Voilà le marié qui se prépare, l’escalier de la maison à reconstruire, la conversation qui tourne à l’engueulade amoureuse… Comment éviter le plat inventaire, la succession sans lien de séquences sans fin, le film-liste-de-commissions, pire le film de voyage ? D’abord en installant son documentaire dans la durée. En passant et en nous faisant passer du temps ici et maintenant. On a souvent l’habitude de ronchonner devant les longs métrages trop longs (documentaires ou non) : le réalisateur se fait plaisir, il se regarde et s’écoute filmer. Ici, le temps qui passe est un enjeu non du film mais de la vie même des hommes et des femmes à l’écran : le niveau de l’eau qui monte inexorablement rend l’appartement de plus en plus inhabitable ; la pâte du pain risque d’être perdue si elle n’est pas cuite avant la pluie… La durée de Mafrouza est aussi celle de la rencontre avec ses habitants puisque quelques mois séparent le tournage des deux films. Si les séquences ne font pas inventaire, c’est qu’elles installent, non un fil dramaturgique, mais une présence : un visage devient familier, on le quitte, on le retrouve ; il chantait en souriant à pleines dents, il réapparaît une cicatrice sur la joue…
Ensuite, dans les situations qu’Emmanuelle Demoris filme seule ou lors des entretiens où un traducteur devient interlocuteur, le mouvement recrée les conditions de la rencontre : entre retrait et implication, distanciation et engagement, malentendu et attention… Élargir ou non le cadre, s’éloigner ou se rapprocher, changer de point de vue, répondre ou non aux injonctions à filmer : ainsi s’élabore un mouvement perpétuel entre exit, voice et loyalty. La caméra d’Emmanuelle Demoris trace ainsi le sismographe sensible des relations humaines dans leurs variations, leur inconstance, leurs attractions et leurs répulsions…

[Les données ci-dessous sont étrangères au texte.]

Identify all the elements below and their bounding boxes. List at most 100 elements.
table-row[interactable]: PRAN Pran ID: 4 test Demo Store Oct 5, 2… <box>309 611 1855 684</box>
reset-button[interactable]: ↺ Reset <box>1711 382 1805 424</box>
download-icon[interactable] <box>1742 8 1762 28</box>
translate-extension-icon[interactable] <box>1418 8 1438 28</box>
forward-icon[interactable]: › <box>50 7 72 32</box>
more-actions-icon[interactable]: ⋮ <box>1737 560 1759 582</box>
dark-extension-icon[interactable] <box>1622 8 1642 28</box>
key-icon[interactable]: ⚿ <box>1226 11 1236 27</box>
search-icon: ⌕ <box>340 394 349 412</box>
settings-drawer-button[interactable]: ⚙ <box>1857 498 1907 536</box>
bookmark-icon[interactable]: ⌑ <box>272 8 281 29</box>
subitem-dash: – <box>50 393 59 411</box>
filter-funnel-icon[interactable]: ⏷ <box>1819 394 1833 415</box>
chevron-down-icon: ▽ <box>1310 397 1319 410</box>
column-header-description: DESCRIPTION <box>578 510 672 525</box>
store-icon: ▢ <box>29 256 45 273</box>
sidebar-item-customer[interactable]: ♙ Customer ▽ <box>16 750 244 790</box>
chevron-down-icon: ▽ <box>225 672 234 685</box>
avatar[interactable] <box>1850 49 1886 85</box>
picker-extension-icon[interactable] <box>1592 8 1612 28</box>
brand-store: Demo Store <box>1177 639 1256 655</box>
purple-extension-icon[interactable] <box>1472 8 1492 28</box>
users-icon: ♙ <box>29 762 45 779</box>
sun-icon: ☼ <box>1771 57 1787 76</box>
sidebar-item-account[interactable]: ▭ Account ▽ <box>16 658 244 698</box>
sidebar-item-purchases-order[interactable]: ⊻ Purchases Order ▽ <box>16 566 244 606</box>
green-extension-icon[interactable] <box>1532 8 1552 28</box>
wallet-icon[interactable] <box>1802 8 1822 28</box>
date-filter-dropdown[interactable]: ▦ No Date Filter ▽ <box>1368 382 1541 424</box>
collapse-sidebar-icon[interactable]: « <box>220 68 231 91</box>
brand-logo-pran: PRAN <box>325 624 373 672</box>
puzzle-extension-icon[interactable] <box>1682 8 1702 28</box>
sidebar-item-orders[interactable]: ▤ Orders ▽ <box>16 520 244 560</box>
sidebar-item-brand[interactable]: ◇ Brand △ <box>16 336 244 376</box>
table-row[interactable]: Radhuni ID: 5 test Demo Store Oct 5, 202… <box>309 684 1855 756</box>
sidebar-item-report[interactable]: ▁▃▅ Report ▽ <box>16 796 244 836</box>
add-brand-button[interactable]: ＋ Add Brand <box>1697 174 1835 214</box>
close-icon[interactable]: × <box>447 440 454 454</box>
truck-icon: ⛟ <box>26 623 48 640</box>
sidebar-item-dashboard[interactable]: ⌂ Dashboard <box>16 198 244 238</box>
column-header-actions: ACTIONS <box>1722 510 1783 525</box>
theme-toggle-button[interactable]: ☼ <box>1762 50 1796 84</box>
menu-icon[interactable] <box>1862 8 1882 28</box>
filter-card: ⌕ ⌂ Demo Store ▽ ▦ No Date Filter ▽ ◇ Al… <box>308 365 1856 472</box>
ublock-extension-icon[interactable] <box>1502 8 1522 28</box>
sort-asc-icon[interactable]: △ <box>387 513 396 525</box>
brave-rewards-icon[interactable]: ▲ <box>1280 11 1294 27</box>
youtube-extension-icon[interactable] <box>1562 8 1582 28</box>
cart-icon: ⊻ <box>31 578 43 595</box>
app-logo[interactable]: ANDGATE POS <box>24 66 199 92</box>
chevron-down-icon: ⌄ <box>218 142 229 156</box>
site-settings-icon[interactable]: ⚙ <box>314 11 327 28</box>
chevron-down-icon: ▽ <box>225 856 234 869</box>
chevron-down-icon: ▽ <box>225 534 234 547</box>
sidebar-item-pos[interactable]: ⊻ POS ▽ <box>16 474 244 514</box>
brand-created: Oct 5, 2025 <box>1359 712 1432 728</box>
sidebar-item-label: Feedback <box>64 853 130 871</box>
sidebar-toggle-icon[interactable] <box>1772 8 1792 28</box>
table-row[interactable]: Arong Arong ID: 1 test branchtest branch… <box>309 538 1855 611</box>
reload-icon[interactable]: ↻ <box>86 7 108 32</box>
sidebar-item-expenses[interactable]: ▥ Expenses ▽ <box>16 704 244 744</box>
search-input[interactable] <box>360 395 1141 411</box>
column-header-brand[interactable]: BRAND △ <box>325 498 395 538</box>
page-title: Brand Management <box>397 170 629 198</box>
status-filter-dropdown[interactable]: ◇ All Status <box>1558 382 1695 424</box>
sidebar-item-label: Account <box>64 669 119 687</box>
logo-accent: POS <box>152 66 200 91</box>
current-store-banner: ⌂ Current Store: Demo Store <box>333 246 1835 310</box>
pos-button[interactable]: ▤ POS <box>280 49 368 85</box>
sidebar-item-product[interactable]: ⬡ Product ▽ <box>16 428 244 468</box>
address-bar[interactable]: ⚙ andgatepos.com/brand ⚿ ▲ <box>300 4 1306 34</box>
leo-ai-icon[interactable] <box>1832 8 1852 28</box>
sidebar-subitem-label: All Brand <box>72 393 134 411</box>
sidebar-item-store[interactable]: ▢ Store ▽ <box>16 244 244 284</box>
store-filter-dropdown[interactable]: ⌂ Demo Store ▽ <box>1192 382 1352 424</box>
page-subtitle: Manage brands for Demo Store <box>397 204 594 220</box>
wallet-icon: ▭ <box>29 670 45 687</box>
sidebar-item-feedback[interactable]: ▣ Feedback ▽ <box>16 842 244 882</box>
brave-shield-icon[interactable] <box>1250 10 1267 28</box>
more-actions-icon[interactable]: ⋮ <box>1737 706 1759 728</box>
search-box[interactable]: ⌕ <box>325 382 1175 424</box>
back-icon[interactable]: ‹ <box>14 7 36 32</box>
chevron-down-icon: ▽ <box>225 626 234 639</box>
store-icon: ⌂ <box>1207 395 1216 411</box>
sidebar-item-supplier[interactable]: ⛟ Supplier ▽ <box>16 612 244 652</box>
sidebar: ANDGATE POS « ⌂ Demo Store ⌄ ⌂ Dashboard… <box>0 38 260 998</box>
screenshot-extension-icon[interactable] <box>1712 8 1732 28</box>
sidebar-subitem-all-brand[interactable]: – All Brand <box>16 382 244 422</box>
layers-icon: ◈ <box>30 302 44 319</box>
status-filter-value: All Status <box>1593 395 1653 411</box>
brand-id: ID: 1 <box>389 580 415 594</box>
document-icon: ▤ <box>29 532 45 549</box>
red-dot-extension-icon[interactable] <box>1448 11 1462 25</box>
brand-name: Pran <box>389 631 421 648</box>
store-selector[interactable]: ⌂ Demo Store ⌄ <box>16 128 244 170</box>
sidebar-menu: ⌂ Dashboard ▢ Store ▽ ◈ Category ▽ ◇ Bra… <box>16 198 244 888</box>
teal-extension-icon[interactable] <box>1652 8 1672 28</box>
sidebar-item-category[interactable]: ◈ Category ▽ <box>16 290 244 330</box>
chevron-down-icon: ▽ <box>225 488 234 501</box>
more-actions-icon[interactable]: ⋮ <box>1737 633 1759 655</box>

Enfin, une dernière clôture doit sauter : aucun des protagonistes ne doit être considéré comme ennemi ou – défi encore plus difficile – comme acquis. La réalisatrice ne cache pas ce que sa présence peut susciter de tensions, de craintes. Pourquoi est-elle là ? Pour quelle télévision travaille-t-elle ? A-t-elle des autorisations ? Que fera-t-elle de ses images ? Sans doute du scandale, en France, sur l’Égypte, sur le quartier, sur mendiants d’Égyptiens ? Ces interrogations, très présentes dans le second film, sont déjà abordées dans le premier. La différence est de taille : dans le premier, ce sont surtout les personnes filmées ou leurs proches qui s’inquiètent ; dans le second, ces derniers rassurent eux-mêmes les méfiants ou les hostiles. La rencontre a eu lieu, mais elle n’est jamais assurée, elle est toujours à détricoter et retricoter.
Au final, les deux films prennent à contre-pied le reportage télé vite fait, le docu autobio complaisant, l’approche explicative. Ils affichent une démarche compréhensive qui ne vise pas à la totalité. À propos notamment des œuvres d’Akerman, de Costa et Monteiro, Emmanuelle Demoris écrit : « Il y a des films comme ça, qui ouvrent des espaces de rencontre et d’échanges entre le spectateur, les personnes filmées et le cinéaste. Des films où la liberté de chacun en appelle à celle de l’autre, sans que l’on rassure à coups de connivence ou de surplomb. »1 Mafrouza est sans conteste de ces films-là.
Sébastien Galceran
- « Camera con vista (Chambre avec vue) », in Cinéma 08, octobre 2004.